Lara handed him a second scan. Jones needed only a glance. “This is the fool’s gold of brain surgery. The patient spends two hundred thousand dollars and six months of recovery on a procedure that gives ’em four more years of life—but they would’ve had five without the surgery because the procedure weakens the artery walls.”
“My company’s just developed a titanium shunt that reroutes the blood flow from the problem area so that the prognosis is, essentially, normal life.”
“That’s a great idea; who came up with that?”

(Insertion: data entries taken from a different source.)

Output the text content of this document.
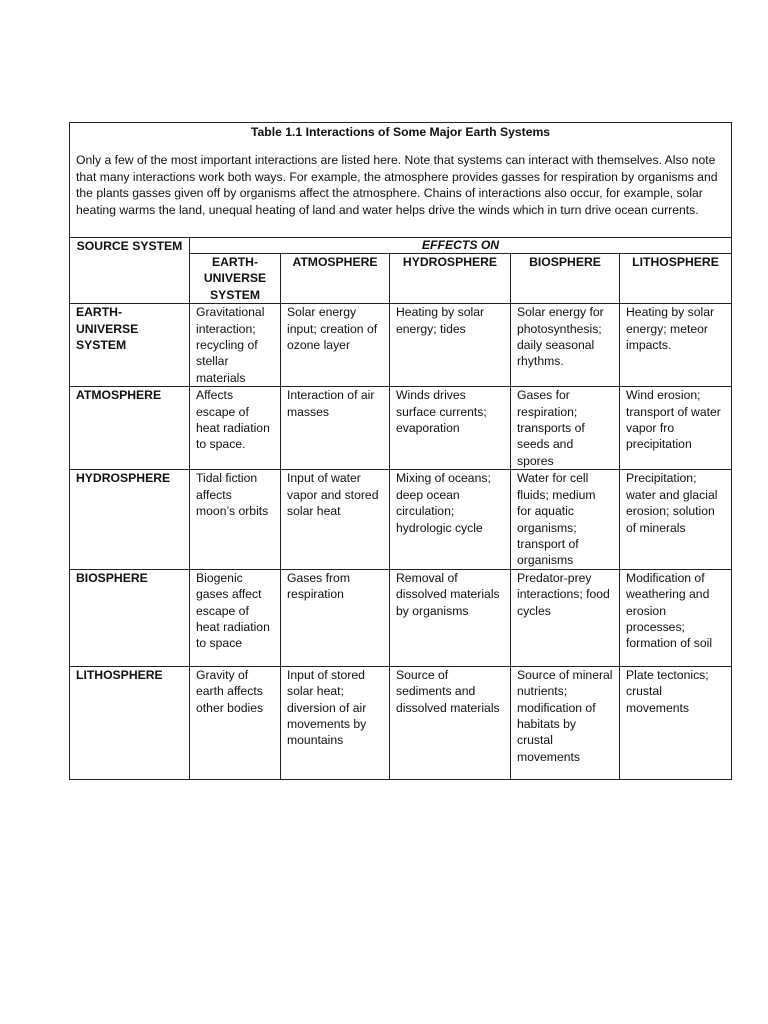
Table 1.1 Interactions of Some Major Earth Systems

Only a few of the most important interactions are listed here. Note that systems can interact with themselves. Also note that many interactions work both ways. For example, the atmosphere provides gasses for respiration by organisms and the plants gasses given off by organisms affect the atmosphere. Chains of interactions also occur, for example, solar heating warms the land, unequal heating of land and water helps drive the winds which in turn drive ocean currents.					

SOURCE SYSTEM	EFFECTS ON				
	EARTH-UNIVERSE SYSTEM	ATMOSPHERE	HYDROSPHERE	BIOSPHERE	LITHOSPHERE
EARTH-UNIVERSE SYSTEM	Gravitational interaction; recycling of stellar materials	Solar energy input; creation of ozone layer	Heating by solar energy; tides	Solar energy for photosynthesis; daily seasonal rhythms.	Heating by solar energy; meteor impacts.
ATMOSPHERE	Affects escape of heat radiation to space.	Interaction of air masses	Winds drives surface currents; evaporation	Gases for respiration; transports of seeds and spores	Wind erosion; transport of water vapor fro precipitation
HYDROSPHERE	Tidal fiction affects moon’s orbits	Input of water vapor and stored solar heat	Mixing of oceans; deep ocean circulation; hydrologic cycle	Water for cell fluids; medium for aquatic organisms; transport of organisms	Precipitation; water and glacial erosion; solution of minerals
BIOSPHERE	Biogenic gases affect escape of heat radiation to space	Gases from respiration	Removal of dissolved materials by organisms	Predator-prey interactions; food cycles	Modification of weathering and erosion processes; formation of soil
LITHOSPHERE	Gravity of earth affects other bodies	Input of stored solar heat; diversion of air movements by mountains	Source of sediments and dissolved materials	Source of mineral nutrients; modification of habitats by crustal movements	Plate tectonics; crustal movements
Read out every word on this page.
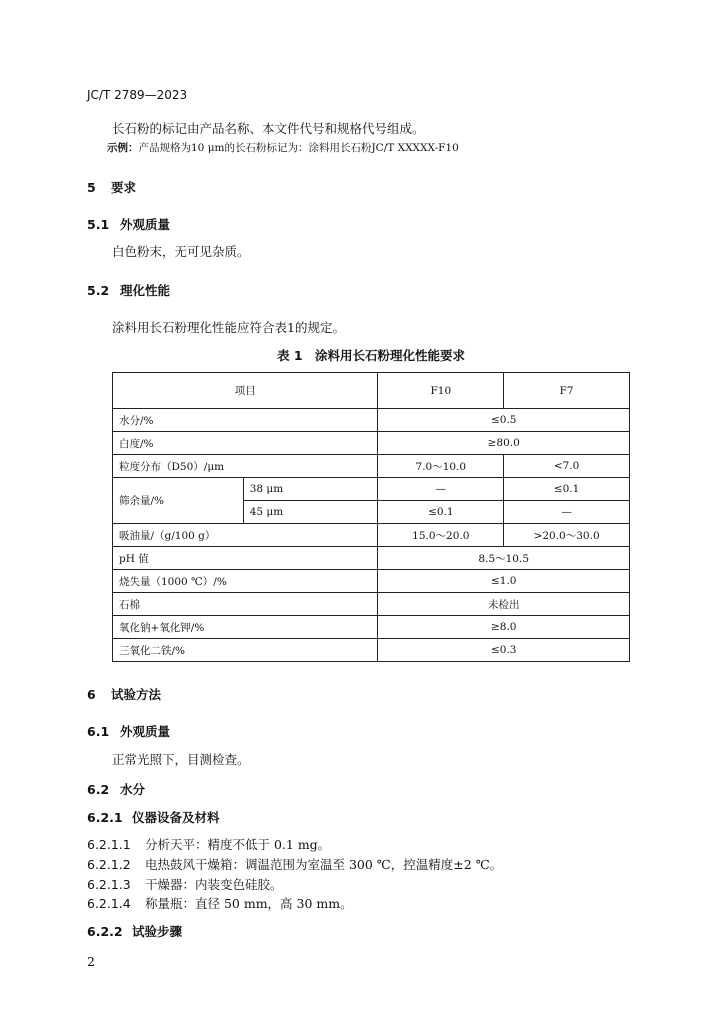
JC/T 2789—2023
长石粉的标记由产品名称、本文件代号和规格代号组成。
示例：产品规格为10 μm的长石粉标记为：涂料用长石粉JC/T XXXXX-F10
5 要求
5.1 外观质量
白色粉末，无可见杂质。
5.2 理化性能
涂料用长石粉理化性能应符合表1的规定。
表 1　涂料用长石粉理化性能要求
项目		F10	F7
水分/%		≤0.5	
白度/%		≥80.0	
粒度分布（D50）/μm		7.0～10.0	<7.0
筛余量/%	38 μm	—	≤0.1
	45 μm	≤0.1	—
吸油量/（g/100 g）		15.0～20.0	>20.0～30.0
pH 值		8.5～10.5	
烧失量（1000 ℃）/%		≤1.0	
石棉		未检出	
氧化钠+氧化钾/%		≥8.0	
三氧化二铁/%		≤0.3	
6 试验方法
6.1 外观质量
正常光照下，目测检查。
6.2 水分
6.2.1 仪器设备及材料
6.2.1.1 分析天平：精度不低于 0.1 mg。
6.2.1.2 电热鼓风干燥箱：调温范围为室温至 300 ℃，控温精度±2 ℃。
6.2.1.3 干燥器：内装变色硅胶。
6.2.1.4 称量瓶：直径 50 mm，高 30 mm。
6.2.2 试验步骤
2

“I did; what about this?” she said quickly, handing him another scan.
Jones took the translucent scan from her hand, slid it into his viewing box, and stared at it for a long moment. She drifted up beside him to study the scan—and his reaction. He was silent for a moment, almost reverent, before he spoke. “I’ve seen two of these in my whole career. The condition is congenital. It manifests like a tumor and confuses Radiology when they can’t find one. The problem has to do with this artery here. It could be shunted off and made normal, except that getting to it requires passing through twisting canals of bone and artery, and then through this area that controls all brain function, and threading instruments through that region destroys the patient’s brain.”
Janet poked her head into the office. “They want you in the pediatric ICU,” she said.
The next moment confirmed for Lara Blair her initial instinct about Jones: that nothing he did was casual, lacking the sharp edge of intensity. She watched him grab for his surgical gown, and she was already picking up her bag.
Jones hurried down the hallway with big strides, wrestling back into his surgical gown as he went. Lara rushed to keep up, talking as they walked. “Could you work a needle probe into that area?” She knew he understood the area of the brain she was talking about, the one that no surgeon had ever penetrated without destroying the brain he was trying to save.